As my pregnancy continued and my bump was obvious to everyone, I began to notice the sisterhood was not exclusive to my mothering work colleagues. In fact neighbours who I’d never exchanged a word with began to stop for a chat as they passed by the front garden and some even called to the door to ask after me and the approaching big day and to offer their help and their stories. Chance meetings with acquaintences would descend into excited, hushed whispers and the sharing of delightful, intimate tales. When Baby S arrived, this loveliness continued.
Mothers are so nice to other mothers.* It’s like an instant “knowingness” and recognition, a universal empathy that doesn’t need to be verbalised. Mothers know what it is to be a mother and regardless of different philosophies or opinions on the A-Z of childrearing, every mother knows what it feels like to be a mother, the very essence of it, at whatever stage of the journey you may be on. It’s almost cellular.
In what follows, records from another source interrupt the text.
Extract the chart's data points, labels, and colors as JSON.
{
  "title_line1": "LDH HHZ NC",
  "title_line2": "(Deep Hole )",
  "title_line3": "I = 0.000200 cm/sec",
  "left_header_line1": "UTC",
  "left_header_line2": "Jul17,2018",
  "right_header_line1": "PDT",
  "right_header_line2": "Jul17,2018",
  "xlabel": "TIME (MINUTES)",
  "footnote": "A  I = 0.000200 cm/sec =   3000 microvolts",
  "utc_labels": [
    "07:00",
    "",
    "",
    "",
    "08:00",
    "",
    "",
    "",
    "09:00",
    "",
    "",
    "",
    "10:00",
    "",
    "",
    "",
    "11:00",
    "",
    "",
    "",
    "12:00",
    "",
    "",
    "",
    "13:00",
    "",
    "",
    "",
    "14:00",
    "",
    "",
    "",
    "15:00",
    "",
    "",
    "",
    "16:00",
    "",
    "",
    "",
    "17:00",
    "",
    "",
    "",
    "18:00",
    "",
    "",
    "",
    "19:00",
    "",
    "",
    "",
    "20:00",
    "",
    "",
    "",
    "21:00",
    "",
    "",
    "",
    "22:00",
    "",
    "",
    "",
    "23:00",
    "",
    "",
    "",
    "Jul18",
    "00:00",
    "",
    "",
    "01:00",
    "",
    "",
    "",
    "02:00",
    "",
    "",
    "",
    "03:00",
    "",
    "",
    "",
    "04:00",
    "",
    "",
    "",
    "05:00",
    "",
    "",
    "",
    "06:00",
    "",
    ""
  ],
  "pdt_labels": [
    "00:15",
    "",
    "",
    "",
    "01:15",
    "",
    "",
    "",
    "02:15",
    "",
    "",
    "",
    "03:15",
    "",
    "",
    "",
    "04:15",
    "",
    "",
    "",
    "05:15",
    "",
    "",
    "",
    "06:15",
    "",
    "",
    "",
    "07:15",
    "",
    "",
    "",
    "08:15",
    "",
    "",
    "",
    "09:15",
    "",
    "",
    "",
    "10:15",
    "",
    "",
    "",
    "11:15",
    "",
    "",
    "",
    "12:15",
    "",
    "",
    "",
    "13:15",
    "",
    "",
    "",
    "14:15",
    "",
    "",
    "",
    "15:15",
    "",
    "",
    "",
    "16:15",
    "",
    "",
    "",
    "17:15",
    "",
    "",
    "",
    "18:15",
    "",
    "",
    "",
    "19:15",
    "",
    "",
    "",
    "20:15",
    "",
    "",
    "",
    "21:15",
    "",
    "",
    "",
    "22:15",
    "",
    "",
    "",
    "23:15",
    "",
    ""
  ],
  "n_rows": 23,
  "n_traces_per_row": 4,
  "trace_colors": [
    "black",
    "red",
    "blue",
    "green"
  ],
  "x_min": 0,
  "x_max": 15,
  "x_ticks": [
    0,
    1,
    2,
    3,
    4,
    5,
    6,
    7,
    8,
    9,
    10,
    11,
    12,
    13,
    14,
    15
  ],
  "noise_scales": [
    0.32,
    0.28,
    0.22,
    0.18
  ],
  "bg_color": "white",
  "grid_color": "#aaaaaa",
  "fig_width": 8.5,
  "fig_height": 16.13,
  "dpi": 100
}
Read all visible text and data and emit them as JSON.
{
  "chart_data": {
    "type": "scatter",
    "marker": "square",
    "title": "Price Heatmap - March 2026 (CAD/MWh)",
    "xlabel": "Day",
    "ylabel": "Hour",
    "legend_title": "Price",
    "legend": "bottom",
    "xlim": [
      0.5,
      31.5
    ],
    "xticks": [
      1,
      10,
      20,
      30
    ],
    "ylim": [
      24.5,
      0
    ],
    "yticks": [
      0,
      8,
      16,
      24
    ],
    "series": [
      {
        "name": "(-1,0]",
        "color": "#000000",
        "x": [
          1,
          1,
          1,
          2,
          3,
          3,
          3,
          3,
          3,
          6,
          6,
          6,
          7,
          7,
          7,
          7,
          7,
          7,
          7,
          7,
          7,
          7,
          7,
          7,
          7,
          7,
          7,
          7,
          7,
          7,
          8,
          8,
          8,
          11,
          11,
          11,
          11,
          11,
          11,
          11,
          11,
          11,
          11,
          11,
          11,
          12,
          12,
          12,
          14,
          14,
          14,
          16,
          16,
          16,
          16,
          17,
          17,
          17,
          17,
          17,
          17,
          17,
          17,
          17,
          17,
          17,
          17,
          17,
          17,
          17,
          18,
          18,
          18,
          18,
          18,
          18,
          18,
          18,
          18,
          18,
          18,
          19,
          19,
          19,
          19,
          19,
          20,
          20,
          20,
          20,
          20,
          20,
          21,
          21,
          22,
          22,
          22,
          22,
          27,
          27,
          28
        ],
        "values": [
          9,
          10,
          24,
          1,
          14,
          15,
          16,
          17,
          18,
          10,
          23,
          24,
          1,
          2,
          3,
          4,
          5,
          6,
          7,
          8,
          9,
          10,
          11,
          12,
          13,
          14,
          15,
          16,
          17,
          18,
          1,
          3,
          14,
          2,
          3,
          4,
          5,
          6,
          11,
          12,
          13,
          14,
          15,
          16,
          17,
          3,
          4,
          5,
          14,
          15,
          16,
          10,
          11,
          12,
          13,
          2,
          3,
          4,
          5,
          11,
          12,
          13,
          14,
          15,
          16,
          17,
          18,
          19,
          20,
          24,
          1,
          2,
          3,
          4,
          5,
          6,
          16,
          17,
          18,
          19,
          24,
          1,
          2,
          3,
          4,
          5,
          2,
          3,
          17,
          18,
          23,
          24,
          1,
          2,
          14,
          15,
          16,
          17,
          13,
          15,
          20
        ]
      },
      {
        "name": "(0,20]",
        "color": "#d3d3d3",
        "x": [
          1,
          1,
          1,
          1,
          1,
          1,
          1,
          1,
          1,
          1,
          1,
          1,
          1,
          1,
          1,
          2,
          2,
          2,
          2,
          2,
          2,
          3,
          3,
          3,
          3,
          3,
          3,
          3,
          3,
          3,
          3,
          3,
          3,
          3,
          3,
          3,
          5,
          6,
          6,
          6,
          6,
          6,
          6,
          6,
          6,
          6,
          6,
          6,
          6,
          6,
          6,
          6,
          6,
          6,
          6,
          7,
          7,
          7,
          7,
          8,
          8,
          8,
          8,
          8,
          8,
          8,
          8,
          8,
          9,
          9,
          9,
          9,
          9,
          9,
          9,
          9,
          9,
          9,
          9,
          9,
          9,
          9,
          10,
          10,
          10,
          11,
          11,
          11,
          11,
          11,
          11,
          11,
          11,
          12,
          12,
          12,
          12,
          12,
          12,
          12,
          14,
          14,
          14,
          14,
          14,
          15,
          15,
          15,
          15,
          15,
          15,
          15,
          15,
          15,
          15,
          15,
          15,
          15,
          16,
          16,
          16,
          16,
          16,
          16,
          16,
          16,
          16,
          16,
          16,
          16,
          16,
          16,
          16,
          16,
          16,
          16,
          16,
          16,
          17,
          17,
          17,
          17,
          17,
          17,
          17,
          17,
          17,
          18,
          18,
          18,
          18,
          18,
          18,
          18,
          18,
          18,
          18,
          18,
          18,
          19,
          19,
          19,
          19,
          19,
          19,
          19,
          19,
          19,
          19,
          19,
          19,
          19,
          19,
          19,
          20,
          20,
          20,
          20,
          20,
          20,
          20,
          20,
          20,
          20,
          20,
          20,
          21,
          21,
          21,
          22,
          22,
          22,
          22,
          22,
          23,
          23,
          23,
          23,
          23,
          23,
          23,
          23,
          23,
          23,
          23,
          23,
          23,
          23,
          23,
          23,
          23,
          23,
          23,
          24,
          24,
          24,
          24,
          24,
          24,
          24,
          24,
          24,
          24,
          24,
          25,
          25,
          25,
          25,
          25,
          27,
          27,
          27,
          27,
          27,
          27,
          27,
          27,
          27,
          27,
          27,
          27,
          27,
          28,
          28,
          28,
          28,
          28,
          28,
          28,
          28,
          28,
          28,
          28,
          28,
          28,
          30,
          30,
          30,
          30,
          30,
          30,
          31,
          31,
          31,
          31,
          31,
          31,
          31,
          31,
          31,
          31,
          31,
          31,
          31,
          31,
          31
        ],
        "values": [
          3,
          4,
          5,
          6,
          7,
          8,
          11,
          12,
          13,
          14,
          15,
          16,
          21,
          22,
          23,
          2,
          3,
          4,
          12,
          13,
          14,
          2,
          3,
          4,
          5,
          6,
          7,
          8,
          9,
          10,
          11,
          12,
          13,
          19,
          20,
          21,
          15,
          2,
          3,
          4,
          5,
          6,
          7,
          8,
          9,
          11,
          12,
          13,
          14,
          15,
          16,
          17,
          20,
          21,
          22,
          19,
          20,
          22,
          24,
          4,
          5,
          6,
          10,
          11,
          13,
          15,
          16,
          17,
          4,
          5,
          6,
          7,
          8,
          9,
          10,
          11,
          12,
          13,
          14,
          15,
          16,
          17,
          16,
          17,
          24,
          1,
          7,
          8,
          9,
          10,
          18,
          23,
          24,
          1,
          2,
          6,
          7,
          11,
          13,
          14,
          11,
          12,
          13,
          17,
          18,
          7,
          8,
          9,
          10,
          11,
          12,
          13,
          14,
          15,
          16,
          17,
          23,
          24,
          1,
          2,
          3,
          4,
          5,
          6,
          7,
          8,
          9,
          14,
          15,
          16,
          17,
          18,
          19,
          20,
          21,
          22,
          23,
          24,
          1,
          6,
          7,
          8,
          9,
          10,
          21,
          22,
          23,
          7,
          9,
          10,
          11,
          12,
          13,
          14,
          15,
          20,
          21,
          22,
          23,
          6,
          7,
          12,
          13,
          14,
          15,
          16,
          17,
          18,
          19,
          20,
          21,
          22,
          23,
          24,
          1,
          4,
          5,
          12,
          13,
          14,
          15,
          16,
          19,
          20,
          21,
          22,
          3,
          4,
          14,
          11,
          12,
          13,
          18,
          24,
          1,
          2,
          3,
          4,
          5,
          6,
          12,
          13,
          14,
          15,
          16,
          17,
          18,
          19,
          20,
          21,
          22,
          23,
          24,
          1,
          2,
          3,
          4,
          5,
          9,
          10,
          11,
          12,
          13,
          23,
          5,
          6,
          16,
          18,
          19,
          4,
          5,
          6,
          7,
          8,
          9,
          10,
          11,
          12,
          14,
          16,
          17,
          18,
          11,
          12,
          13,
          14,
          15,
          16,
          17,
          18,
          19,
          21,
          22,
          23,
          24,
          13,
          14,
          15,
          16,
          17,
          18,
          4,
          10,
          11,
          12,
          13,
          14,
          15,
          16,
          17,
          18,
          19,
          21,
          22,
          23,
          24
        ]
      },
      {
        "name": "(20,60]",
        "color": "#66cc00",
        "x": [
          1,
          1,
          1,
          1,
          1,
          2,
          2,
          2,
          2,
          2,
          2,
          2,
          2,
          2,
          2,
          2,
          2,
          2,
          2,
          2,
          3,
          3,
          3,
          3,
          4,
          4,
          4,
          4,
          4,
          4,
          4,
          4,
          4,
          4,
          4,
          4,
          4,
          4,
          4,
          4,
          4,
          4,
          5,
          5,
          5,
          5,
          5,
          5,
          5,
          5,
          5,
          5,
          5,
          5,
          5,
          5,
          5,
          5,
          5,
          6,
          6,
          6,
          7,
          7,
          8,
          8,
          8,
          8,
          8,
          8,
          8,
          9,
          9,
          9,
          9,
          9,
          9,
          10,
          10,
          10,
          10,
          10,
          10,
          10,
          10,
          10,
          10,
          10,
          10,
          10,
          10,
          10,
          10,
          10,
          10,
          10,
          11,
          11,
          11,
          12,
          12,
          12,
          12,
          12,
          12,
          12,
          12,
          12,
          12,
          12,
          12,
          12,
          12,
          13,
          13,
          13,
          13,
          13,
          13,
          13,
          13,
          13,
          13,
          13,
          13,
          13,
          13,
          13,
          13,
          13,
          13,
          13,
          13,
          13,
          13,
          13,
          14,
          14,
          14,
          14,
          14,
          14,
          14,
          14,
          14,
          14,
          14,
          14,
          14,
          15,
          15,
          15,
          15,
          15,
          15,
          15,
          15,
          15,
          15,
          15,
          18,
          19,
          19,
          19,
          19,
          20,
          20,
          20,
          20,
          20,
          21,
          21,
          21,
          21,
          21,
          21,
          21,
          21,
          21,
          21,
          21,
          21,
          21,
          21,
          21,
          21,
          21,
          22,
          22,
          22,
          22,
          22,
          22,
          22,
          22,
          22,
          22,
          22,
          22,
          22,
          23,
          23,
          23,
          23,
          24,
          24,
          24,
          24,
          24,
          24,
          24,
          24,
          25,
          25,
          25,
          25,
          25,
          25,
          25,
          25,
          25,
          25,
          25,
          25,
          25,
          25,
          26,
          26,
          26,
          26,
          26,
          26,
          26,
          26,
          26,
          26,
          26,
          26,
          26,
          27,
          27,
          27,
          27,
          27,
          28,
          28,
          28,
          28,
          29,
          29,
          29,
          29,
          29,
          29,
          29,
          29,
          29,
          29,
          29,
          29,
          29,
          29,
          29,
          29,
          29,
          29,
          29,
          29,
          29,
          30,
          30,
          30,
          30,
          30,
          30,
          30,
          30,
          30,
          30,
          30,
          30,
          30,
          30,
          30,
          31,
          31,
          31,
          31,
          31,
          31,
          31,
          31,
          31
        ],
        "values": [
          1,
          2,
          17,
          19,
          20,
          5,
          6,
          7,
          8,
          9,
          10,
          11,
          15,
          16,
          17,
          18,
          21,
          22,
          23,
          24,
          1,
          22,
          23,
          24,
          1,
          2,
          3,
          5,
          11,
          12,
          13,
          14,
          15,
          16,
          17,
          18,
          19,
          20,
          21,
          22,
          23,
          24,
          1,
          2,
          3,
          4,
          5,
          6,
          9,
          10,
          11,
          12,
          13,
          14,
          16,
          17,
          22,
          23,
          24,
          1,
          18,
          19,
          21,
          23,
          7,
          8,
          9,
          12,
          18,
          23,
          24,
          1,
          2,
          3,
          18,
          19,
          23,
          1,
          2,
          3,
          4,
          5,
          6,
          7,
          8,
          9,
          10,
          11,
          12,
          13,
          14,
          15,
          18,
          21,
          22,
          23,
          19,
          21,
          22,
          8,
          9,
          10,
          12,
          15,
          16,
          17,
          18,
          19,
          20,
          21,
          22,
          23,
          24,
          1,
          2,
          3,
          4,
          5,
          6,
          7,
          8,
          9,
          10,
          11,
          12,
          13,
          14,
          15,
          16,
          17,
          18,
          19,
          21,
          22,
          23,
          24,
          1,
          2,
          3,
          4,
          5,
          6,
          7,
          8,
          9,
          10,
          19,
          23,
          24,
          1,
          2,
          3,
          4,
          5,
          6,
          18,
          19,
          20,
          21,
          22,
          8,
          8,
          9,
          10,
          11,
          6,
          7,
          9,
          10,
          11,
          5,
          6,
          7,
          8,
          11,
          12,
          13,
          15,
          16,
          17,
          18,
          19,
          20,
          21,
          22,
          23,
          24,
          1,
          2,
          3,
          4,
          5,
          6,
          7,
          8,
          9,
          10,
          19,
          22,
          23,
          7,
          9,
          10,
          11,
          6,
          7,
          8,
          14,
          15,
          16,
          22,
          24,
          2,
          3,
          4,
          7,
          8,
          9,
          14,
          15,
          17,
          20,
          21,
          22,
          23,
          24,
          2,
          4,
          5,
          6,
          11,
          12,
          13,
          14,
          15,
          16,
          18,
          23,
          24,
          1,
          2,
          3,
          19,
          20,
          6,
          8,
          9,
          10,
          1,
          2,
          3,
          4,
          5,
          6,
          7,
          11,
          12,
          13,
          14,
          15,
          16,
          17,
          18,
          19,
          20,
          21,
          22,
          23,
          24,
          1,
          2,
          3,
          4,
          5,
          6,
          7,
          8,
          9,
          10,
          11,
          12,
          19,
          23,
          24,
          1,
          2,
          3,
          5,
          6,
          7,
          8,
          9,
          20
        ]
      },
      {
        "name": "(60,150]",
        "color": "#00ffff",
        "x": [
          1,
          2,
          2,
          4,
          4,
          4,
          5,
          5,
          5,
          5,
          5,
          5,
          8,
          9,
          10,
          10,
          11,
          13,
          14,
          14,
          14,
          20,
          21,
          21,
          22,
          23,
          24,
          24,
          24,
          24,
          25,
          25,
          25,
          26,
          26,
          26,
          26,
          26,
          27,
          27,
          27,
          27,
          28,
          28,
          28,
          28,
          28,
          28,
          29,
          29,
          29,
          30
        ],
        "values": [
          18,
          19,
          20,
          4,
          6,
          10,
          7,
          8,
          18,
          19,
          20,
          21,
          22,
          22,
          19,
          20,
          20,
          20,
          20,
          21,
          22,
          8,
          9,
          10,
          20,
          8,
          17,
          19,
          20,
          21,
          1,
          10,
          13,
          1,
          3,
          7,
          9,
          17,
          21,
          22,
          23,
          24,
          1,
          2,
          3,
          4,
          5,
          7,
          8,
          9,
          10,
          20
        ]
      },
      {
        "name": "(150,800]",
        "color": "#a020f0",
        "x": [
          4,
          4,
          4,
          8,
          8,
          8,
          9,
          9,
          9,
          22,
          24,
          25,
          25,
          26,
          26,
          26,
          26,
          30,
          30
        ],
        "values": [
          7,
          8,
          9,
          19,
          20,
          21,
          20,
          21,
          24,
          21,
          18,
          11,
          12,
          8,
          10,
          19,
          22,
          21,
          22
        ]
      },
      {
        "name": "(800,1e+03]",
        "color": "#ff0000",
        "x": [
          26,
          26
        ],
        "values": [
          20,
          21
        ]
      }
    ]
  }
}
One of the beautiful things I have loved since my mothering journey began is the new friendships that I have developed. The friendships began because we became mothers at the same time but have endured and matured into strong, important relationships that have subsumed and transcended our shared mother-status. These friendships have enriched my life at a stage when I pretty much thought I had a full complement of friendships. They are unique in that we just jumped right in at the deep end, straight into the heavy stuff, no messing. I remember in some of our first meetings talking about perineal massage, incontinence, stitches, piles, cracked nipples, sex – and not a red face in the house. We talk about the profound emotional, psychological, physical and physiological changes and feelings we have experienced and are experiencing – our hopes, our fears, our worries and always the humour that follow us on this journey. It’s amazing. They have added such value to my life.
As a fully fledged member of the sisterhood of motherhood, I have found myself extending out the hand of “knowingness” and support to other women coming up behind me. I find I can’t control it actually. I see the pregnant woman and I want to reach out. I don’t mean overshare and burden with my own experience but I do feel a desire to let them know that I know. And that I’d be delighted to help with anything at all. Does that make any sense?
It’s such a wonderful secret society to be a part of. I think what would make it even better is if it wasn’t a secret society. I was blissfully unaware of it’s existence pre-pregnancy. I’m fairly sure I would have scoffed at the idea of it too and dismissed the perceived smugness of it all. Now, I can only imagine all the good it would do, if women grew up in a world where this sharing of motherhood was a wisdom we all had from birth. I think it would empower women and they could make better, more informed choices about motherhood and where it may or may not fit into their lives.
Then maybe things wouldn’t come as such a shock. And maybe women would be nicer to each other.
*You might have spotted my asterisk there. The caveat I’m including is “except online”. Sometimes some mothers can be very mean to other mothers online because they are emboldened by the anonymity of the Internet. That’s just not cool. I have no problem when people disagree with people to their face or disagree with them completely behind their backs because there’s no harm done there, but there’s no need for the cowardly anonymous attacking.